Farm4Profit Podcast

15 Ways to Make Your Farm More Profitable

Episode Summary

We summarize a list from INC.com for businesses and relate it to your farm. A list of 15 ways to make your farm more profitable.

Episode Notes

This list is from INC.Com. Written by David Finkel a professional business coach.
Here is a quick list of the simple things you can do to increase your company's gross and
operating profit margins. 

  1. Speed up your design cycle (Decision Making).  This can allow you to accomplish
    more tasks in half the time, potentially increasing your profits over 30 percent. The
    faster you can make a decision the more efficient your team can become.
  2. Eliminate tasks and activities that don't add value to the company or customer.
     Every dollar you save by eliminating the cost of things that don't add value to your
    company drops directly to your bottom line.
  3. Increase pricing.  If you bill hourly, review your billing rates and push them higher.  If
    you charge per product, look for ways you can command a higher price.  Could you
    bundle more value into a package?  Improve your marketing and sales scripting to
    effectively sell at a higher price?  Or could you just boldly increase your pricing?  Most
    farms/businesses set their prices when their business was first launched, and since
    they were so hungry for business, they set pricing levels low. Over time, the business
    likely only made nominal increases to pricing every few years, but rarely did the
    owner ever sit down and fundamentally rethink his or her pricing model. Well take a
    close look at your pricing now.
  4. Regularly review your administrative and operational staff levels closely.  Let your
    revenues grow faster than you’re hiring. If you have underutilized staff create
    methods of task that can add to your bottom line.
  5. Shorten your sales cycle.  How can you close your sale faster?  This will decrease
    your sales cost per transaction and free up a lot of hidden cash flow that previously
    was locked up in your sales staff. – biggest ones are early season discounts, interest
    expenses, and product condition.
  6. Increase the dollar value of every sales transaction.  Ask, How can I get each
    customer transaction to be for a larger dollar amount?"  What upsells, cross sells, or
    resales could you strategically implement?  What package offers could you test and
    introduce?
  7. Do the trucking yourself
  8. Manage quality (in the meat, grains, etc)
  9. Deliver to final destination
  10. Deliver on their schedule
  11. Beware the steep cost of attrition/retention. Customer retention is a strategic
    expense if spent wisely.  How can you increase your customer retention?
  12. Landlords
  13. Private Meat Sales
  14. Grain Merchandisers
  15. Employees
  16. Feed your winning sales people more leads (even if that means you starve your
    lower performing sales people of leads.)  This is not a time to be "fair", but to be
    strategic.  If every lead you give to John is worth $2,100 and every lead you give to
    Sarah is worth $3,200, then you've got to take this into account when you divide

leads.

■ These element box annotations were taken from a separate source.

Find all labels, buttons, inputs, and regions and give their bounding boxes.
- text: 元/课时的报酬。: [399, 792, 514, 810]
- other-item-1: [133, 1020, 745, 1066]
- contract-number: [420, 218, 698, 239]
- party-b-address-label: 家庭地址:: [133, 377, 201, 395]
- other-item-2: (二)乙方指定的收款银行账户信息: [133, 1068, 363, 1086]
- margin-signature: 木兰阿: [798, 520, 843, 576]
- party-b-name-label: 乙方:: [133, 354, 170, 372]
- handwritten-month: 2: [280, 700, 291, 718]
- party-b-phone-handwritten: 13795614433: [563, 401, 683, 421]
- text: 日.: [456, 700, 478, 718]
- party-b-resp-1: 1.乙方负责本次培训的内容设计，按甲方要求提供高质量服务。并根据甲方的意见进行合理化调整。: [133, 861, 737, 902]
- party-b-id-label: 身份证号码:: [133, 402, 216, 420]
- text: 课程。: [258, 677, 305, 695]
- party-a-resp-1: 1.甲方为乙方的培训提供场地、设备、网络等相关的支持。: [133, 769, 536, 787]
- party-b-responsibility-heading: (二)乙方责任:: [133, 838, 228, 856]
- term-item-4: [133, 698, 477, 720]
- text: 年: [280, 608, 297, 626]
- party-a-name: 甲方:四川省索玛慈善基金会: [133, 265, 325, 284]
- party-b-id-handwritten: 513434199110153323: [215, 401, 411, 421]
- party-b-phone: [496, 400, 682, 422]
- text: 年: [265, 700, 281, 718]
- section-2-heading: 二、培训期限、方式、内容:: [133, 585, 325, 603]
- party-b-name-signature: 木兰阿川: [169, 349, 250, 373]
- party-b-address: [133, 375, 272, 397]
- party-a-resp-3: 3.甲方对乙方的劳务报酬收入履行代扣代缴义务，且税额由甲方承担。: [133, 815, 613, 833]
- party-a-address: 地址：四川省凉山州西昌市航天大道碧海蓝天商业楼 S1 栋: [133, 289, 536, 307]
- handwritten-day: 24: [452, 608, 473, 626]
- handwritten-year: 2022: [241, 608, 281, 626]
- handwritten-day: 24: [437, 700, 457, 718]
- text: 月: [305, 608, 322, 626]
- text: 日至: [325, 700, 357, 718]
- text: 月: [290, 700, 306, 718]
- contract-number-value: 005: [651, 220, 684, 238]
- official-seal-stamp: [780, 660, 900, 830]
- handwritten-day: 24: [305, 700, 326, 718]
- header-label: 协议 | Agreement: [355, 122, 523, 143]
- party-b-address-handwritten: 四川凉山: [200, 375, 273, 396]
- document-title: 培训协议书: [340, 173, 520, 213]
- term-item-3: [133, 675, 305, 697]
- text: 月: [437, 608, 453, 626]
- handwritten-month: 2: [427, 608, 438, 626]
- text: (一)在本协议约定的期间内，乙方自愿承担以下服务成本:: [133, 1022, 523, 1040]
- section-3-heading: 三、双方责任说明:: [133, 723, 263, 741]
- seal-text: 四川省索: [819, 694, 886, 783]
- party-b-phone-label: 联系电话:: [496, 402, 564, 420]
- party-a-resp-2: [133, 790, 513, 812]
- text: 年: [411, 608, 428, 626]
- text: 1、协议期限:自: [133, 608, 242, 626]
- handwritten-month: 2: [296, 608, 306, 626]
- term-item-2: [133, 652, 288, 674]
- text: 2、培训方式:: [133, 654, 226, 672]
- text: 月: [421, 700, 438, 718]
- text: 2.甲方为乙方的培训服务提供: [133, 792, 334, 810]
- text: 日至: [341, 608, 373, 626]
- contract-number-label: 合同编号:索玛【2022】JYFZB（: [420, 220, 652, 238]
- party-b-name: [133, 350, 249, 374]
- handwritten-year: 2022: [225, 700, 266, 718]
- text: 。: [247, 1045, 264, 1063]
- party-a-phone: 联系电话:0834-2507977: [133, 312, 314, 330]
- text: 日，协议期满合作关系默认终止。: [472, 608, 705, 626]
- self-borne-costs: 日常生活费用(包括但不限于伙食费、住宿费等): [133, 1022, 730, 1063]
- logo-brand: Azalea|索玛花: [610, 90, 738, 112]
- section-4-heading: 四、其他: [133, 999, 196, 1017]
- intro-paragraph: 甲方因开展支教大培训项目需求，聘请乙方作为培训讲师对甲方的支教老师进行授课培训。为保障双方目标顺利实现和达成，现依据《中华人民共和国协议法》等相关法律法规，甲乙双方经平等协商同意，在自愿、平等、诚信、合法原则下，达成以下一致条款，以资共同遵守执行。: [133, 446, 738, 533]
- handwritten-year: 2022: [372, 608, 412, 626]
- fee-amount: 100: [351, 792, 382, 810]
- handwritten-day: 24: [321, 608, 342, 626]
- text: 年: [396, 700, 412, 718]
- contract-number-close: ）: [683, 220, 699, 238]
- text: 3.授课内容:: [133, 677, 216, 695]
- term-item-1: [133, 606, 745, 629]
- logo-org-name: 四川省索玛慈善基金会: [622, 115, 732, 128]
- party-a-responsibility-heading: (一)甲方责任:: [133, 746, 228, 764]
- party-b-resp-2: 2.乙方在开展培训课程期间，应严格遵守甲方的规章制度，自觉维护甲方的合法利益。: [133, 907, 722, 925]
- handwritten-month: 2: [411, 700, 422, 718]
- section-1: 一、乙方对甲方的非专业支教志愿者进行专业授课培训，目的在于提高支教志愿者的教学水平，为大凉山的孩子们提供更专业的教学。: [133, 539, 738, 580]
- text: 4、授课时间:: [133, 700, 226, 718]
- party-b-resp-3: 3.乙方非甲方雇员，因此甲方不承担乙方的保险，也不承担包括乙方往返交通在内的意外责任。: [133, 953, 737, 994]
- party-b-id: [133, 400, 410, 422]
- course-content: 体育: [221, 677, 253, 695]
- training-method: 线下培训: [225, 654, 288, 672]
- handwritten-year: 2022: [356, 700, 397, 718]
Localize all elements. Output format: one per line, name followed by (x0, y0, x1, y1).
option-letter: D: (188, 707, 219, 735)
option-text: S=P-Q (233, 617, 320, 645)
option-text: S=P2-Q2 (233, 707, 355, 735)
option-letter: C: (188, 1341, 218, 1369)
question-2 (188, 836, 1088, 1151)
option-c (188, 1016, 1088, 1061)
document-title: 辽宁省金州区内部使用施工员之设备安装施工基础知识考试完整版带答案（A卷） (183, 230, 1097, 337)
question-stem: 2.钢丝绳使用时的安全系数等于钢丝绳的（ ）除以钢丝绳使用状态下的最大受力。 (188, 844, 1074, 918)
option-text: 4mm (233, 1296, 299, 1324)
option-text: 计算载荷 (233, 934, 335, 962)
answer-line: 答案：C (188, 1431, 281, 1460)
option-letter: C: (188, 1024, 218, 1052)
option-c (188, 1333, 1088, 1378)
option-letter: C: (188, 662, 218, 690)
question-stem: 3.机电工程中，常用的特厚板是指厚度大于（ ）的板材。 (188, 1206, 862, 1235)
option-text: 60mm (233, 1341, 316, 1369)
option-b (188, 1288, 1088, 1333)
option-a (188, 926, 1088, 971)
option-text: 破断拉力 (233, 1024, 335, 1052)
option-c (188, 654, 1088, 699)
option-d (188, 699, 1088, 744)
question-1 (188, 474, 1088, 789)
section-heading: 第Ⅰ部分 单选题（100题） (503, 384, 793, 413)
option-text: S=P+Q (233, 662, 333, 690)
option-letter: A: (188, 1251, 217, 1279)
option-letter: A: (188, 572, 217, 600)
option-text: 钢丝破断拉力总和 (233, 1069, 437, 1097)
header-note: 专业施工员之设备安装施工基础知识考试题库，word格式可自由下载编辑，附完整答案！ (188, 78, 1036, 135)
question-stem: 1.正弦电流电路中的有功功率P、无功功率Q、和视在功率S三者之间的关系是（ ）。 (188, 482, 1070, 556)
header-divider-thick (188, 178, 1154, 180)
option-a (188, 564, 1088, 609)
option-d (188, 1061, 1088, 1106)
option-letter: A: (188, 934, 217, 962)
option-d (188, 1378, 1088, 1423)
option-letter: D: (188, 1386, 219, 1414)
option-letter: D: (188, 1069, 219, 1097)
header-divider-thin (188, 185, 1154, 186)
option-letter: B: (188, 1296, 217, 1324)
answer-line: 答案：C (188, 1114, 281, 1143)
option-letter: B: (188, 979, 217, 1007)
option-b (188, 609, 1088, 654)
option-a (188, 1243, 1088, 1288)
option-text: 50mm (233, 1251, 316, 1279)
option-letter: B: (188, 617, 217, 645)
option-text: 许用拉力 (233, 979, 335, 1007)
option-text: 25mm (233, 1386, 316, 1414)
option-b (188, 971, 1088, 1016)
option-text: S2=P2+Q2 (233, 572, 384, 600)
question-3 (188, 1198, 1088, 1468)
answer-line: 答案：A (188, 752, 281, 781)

Be transparent about this and let it be a spark to help John learn how to
increase his own dollar value per company lead given to him. Think of this with
employees. If one employee is better at a task, give them the option for overtime and
send the others home. More worth your money.
9. Strategically map out systems. Look for ways to educate your staff on the ideal use
of their time with your product or service.
10. Shift a cost from a fixed to a variable expense to give yourself greater flexibility.
 This is a way to protect your cash flow.  It is extremely important for unproven
tactics and strategies.  Flex leases, variable rate loans (inverted now), basis
contracts.
11. Shift a cost from a variable to a fixed where the value is proven.  Make this shift
only when you can negotiate a substantial price savings by doing so. Fertilizer, seed,
insurance, interest rates (now)
12. Consistently look for ways to lower your fixed overhead.  Scrutinize your base
expenses to eliminate non-strategic expenses that just don't add value to the
company or to the customer.
13. Negotiate hard.  Take the time to plan out your negotiation strategically.  Create
competition for your dollars.  Create a list of concessions you want, with extras for
you to trade off.  Research the market to better understand the best deal you can
expect.  Even hire an experienced negotiator to help you make the purchase on the
best price and terms you can.  If the asset you're buying for your business is large
enough, the ROI on your negotiation work can be immense.
14. Get clear on all the costs of inventory: cost of capital; storage; insurance; etc.  This
will help you make informed stocking levels. – placing insurance premium
equivalents into a reserve account can add up over the years and create a pool of
income generating self-insurance.
15. Set optimal inventory levels and stick to them.  Constantly be on the lookout for
ways to safely reduce your inventory levels.  If you have inventory you're unlikely to
sell, scrap or donate it so that you can free up the space and write off the inventory.